Bill To Update Disability Benefits Wins Crucial Republican Co-sponsor

The Supplemental Security Income program hasn’t been changed in decades.

WASHINGTON — Sen. Sherrod Brown (D-Ohio) has won a key Republican ally in his quest to improve one of the most outdated social welfare programs in the United States.

This week, Brown joined forces with Sen. Rob Portman (R-Ohio) to announce their co-sponsorship of a bill updating the Supplemental Security Income program, which provides benefits to nearly 8 million Americans with disabilities.

The program pays less than $700 per month for the average recipient meeting its strict eligibility criteria, which include a requirement that recipients have less than $2,000 in their bank accounts.
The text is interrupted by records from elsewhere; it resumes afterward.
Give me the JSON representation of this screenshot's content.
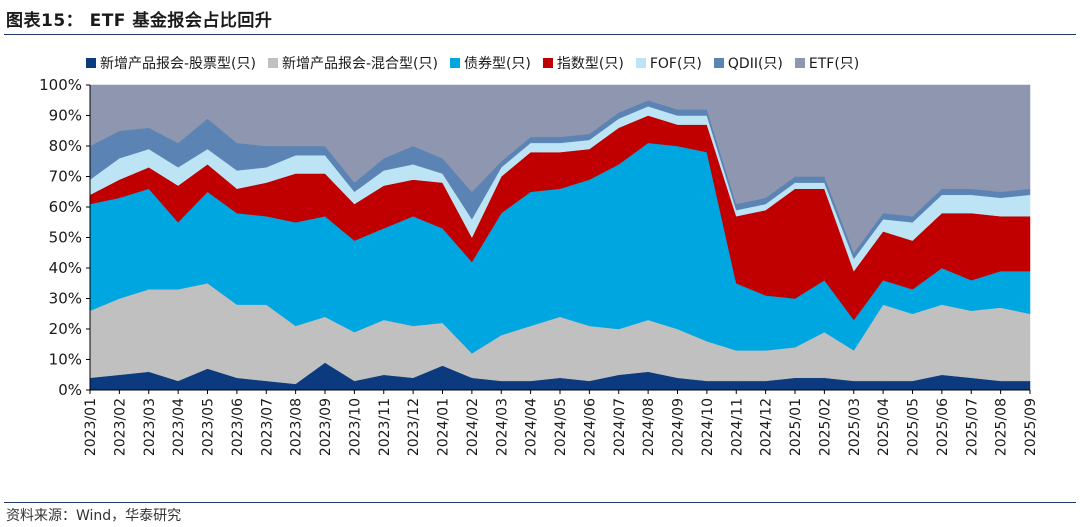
{
  "header": {
    "title": "图表15：  ETF 基金报会占比回升"
  },
  "footer": {
    "source": "资料来源：Wind，华泰研究"
  },
  "chart_data": {
    "type": "area",
    "stacked": true,
    "percent": true,
    "title": "",
    "xlabel": "",
    "ylabel": "",
    "ylim": [
      0,
      100
    ],
    "yticks": [
      "0%",
      "10%",
      "20%",
      "30%",
      "40%",
      "50%",
      "60%",
      "70%",
      "80%",
      "90%",
      "100%"
    ],
    "grid": false,
    "legend_position": "top",
    "categories": [
      "2023/01",
      "2023/02",
      "2023/03",
      "2023/04",
      "2023/05",
      "2023/06",
      "2023/07",
      "2023/08",
      "2023/09",
      "2023/10",
      "2023/11",
      "2023/12",
      "2024/01",
      "2024/02",
      "2024/03",
      "2024/04",
      "2024/05",
      "2024/06",
      "2024/07",
      "2024/08",
      "2024/09",
      "2024/10",
      "2024/11",
      "2024/12",
      "2025/01",
      "2025/02",
      "2025/03",
      "2025/04",
      "2025/05",
      "2025/06",
      "2025/07",
      "2025/08",
      "2025/09"
    ],
    "series": [
      {
        "name": "新增产品报会-股票型(只)",
        "color": "#0b3a7e",
        "values": [
          4,
          5,
          6,
          3,
          7,
          4,
          3,
          2,
          9,
          3,
          5,
          4,
          8,
          4,
          3,
          3,
          4,
          3,
          5,
          6,
          4,
          3,
          3,
          3,
          4,
          4,
          3,
          3,
          3,
          5,
          4,
          3,
          3
        ]
      },
      {
        "name": "新增产品报会-混合型(只)",
        "color": "#c0c0c0",
        "values": [
          22,
          25,
          27,
          30,
          28,
          24,
          25,
          19,
          15,
          16,
          18,
          17,
          14,
          8,
          15,
          18,
          20,
          18,
          15,
          17,
          16,
          13,
          10,
          10,
          10,
          15,
          10,
          25,
          22,
          23,
          22,
          24,
          22
        ]
      },
      {
        "name": "债券型(只)",
        "color": "#00a6e0",
        "values": [
          35,
          33,
          33,
          22,
          30,
          30,
          29,
          34,
          33,
          30,
          30,
          36,
          31,
          30,
          40,
          44,
          42,
          48,
          54,
          58,
          60,
          62,
          22,
          18,
          16,
          17,
          10,
          8,
          8,
          12,
          10,
          12,
          14
        ]
      },
      {
        "name": "指数型(只)",
        "color": "#c00000",
        "values": [
          3,
          6,
          7,
          12,
          9,
          8,
          11,
          16,
          14,
          12,
          14,
          12,
          15,
          8,
          12,
          13,
          12,
          10,
          12,
          9,
          7,
          9,
          22,
          28,
          36,
          30,
          16,
          16,
          16,
          18,
          22,
          18,
          18
        ]
      },
      {
        "name": "FOF(只)",
        "color": "#bde4f4",
        "values": [
          5,
          7,
          6,
          6,
          5,
          6,
          5,
          6,
          6,
          4,
          5,
          5,
          3,
          6,
          3,
          3,
          3,
          3,
          3,
          3,
          3,
          3,
          2,
          2,
          2,
          2,
          4,
          4,
          6,
          6,
          6,
          6,
          7
        ]
      },
      {
        "name": "QDII(只)",
        "color": "#5b84b5",
        "values": [
          11,
          9,
          7,
          8,
          10,
          9,
          7,
          3,
          3,
          3,
          4,
          6,
          5,
          9,
          2,
          2,
          2,
          2,
          2,
          2,
          2,
          2,
          2,
          2,
          2,
          2,
          2,
          2,
          2,
          2,
          2,
          2,
          2
        ]
      },
      {
        "name": "ETF(只)",
        "color": "#8e96b0",
        "values": [
          20,
          15,
          14,
          19,
          11,
          19,
          20,
          20,
          20,
          32,
          24,
          20,
          24,
          35,
          25,
          17,
          17,
          16,
          9,
          5,
          8,
          8,
          39,
          37,
          30,
          30,
          55,
          42,
          43,
          34,
          34,
          35,
          34
        ]
      }
    ]
  }
}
The Brown-Portman measure, called the SSI Savings Penalty Elimination Act, would boost the asset limit from $2,000 to $10,000 for individuals and peg the limit to inflation.

In a statement, Portman noted that price inflation has particularly harmed low-income Americans.
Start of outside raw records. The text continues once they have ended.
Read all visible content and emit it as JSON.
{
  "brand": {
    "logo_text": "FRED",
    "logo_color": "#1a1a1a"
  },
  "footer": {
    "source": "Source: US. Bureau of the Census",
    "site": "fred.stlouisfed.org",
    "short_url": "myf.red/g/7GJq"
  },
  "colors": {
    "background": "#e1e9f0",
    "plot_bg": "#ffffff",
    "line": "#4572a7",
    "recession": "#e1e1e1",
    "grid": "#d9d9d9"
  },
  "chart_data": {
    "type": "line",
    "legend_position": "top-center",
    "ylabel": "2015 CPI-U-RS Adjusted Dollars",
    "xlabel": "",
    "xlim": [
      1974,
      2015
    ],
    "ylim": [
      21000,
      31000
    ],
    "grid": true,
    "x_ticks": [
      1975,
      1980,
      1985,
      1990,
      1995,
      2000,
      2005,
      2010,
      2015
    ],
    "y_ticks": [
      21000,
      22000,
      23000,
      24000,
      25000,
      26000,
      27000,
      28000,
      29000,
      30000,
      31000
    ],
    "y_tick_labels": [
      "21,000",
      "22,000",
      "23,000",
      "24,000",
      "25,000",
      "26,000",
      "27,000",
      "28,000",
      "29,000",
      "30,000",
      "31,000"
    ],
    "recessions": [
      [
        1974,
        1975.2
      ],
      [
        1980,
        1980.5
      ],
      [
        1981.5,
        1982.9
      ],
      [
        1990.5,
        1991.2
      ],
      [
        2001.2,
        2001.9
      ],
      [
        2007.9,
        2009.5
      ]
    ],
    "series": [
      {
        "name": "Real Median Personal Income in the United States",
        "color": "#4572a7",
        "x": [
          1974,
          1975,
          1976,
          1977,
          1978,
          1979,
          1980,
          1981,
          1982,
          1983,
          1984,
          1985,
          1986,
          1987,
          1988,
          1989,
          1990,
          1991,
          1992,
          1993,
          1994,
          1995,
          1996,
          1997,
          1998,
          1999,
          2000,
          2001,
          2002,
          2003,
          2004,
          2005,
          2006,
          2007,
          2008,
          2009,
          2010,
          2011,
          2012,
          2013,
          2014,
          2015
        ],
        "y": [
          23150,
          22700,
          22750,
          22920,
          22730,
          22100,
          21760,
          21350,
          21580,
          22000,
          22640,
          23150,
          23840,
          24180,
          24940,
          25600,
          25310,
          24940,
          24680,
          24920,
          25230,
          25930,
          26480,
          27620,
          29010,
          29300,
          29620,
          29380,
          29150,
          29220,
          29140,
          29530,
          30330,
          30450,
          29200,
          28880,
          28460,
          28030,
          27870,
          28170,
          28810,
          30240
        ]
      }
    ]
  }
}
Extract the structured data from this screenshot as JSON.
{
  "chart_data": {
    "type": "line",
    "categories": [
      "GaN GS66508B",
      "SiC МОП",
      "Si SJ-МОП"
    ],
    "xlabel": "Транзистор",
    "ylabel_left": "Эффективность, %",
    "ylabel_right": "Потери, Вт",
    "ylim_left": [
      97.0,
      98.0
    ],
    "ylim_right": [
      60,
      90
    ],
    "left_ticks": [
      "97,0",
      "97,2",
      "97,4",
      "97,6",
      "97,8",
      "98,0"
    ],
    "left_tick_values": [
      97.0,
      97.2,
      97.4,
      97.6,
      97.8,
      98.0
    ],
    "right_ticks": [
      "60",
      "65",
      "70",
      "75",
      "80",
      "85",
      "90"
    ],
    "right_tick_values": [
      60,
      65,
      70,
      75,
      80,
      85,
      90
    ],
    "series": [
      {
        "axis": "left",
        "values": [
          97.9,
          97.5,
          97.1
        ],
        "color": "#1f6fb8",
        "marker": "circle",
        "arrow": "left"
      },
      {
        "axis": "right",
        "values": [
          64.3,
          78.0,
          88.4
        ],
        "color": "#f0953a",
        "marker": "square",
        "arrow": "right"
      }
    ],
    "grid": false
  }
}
“Yet the Supplemental Security Income program that serves these vulnerable populations hasn’t been updated in decades and punishes them for trying to save responsibly,” he said.

Steve Senti, a 62-year-old in Washington, Illinois, said he has received $737 per month in SSI payments since 2014. When he received stimulus checks for $1,200, $600 and $1,400 — which Congress authorized in response to the coronavirus pandemic — he rushed to get the money out of his bank account.

“I would have loved to have just left that money in the bank for an emergency or something,” Senti told HuffPost. “I ended up taking it out and spending it. I think I went to a bar and spent some of it on a poker machine.”

Under federal law, stimulus checks were not supposed to count toward the $2,000 limit, but legal aid attorneys said last year that the Social Security Administration mistakenly penalized some recipients for having more than $2,000.

If the Brown-Portman bill were enacted, it would be the first change to the asset rule since 1989.

“I would have loved to have just left that money in the bank for an emergency or something. I ended up taking it out and spending it.”

- Steve Senti, 62

Getting the change into law, however, will be no easy task. Brown attempted unsuccessfully to hitch the measure to a big social spending bill Democrats tried to write last year, but Democrats omitted the proposal even before the bill collapsed. Its $8 billion cost is relatively small, but not exactly chump change, given current attitudes toward spending on Capitol Hill.

Having a Republican on board makes passage a bit more plausible. Brown and Portman said they would try to attach their bill to bigger pieces of legislation Congress may pass in the coming weeks.

Portman suggested the measure would need to be approved first by the Senate Finance Committee, but said maybe it could catch a ride on a broader bill.

“I suppose that’s possible,” Portman said.

One reason Republicans might favor the change is that, as it stands, Supplemental Security Income’s asset limit has a “marriage penalty.” The asset limit is $2,000 for an individual and $3,000 for a married couple, meaning a disabled couple that isn’t married can have $1,000 more in their bank accounts than a married couple could.

“The marriage penalty in SSI is very clear,” Sen. James Lankford (R-Okla.), who asked about the penalty during a Senate Finance Committee hearing last year, told reporters on Wednesday.

The Brown-Portman bill would boost the limit to $10,000 for individuals and $20,000 for married couples, eliminating the marriage penalty. Lankford said he would need to see the bill’s text, but that he had been interested in addressing the penalty for years.

Brown has pushed to boost SSI’s meager benefits and limitations on earned income as part of a broader bill but said he would take what he can get in partnership with Portman.

“We do a lot of stuff together and we don’t agree on a lot of things,” Brown told HuffPost. “But this one is an important first step. It’s not nearly as much as I want to do ultimately, but we’ll take steps at a time.”